Diante de tanto descaso, o homem moderno vai adiando a solução dos problemas causados por ele para as futuras gerações. Logo, a nova sociedade que se formará, possivelmente receberá como herança um mundo poluído, com florestas devastadas e animais extintos. Em se tratando do Brasil, eles receberão um país marcado pela desonestidade politica e pela absurda divisão de renda que culmina nas rançosas mazelas sociais. Herdarão também serviços públicos defasados, com escolas tecnicistas, descompromissadas com a formação do aluno pensante. Serviços de proteção ao povo voltado para as camadas mais abastardas, esquecendo-se que os que mais precisam ser protegidos são os grupos sócio e historicamente desfavorecidos de direitos. E hospitais cada vez mais lotados, incapazes de prestar um serviço de qualidade para a grande massa da população que não pode arcar com um plano de saúde decente.
 
Tudo isso, e muito mais, acontecerá se continuarmos a adiar a resolução dos nossos reais problemas. Se não encararmos de frente a responsabilidade, individual e coletiva, sobre a vida da qual estamos semeando, estaremos legando um mundo destinado a banalidade e ao esquecimento. Um ambiente insalubre se instalará, caso não assumirmos a responsabilidade pelos nossos atos agora.
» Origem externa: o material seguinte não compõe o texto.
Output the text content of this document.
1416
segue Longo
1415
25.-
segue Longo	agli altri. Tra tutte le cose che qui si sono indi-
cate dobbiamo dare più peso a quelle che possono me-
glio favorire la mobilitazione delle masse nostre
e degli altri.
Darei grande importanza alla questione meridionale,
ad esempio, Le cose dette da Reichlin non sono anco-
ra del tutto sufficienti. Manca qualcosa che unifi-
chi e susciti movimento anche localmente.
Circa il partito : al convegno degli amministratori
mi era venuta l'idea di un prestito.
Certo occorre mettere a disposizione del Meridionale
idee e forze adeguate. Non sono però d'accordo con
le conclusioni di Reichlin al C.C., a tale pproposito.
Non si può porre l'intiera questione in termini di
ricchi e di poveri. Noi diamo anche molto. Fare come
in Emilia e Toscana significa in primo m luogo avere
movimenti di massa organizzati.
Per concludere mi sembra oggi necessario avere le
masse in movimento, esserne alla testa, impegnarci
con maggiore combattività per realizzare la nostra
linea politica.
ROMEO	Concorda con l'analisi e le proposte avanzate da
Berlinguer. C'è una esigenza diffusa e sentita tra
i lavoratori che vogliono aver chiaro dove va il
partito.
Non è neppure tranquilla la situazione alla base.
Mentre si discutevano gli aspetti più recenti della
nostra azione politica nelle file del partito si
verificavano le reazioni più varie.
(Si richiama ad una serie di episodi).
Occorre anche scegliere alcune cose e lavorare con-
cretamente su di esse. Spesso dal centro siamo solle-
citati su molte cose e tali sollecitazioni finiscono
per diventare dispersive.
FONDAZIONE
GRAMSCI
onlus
Por isso, conscientizar-se de que ainda há uma chance, mesmo que diminuta de mudança é o primeiro passo para transformar nossa realidade. O segundo é pontuar esses e outros problemas, tirando-os da lista do adiamento e colocando-os como objetivos prioritários que devem ser urgentemente solucionados. E por último, alimentar dentro de cada um de nós o espirito de esperança, ou seja, ter uma perspectiva otimista de que, mesmo com o poder de destruir tudo por onde passa, o homem é capaz de refazer os seus danos e criar um mundo do qual a qualidade de vida de todos esteja realmente em primeiro lugar.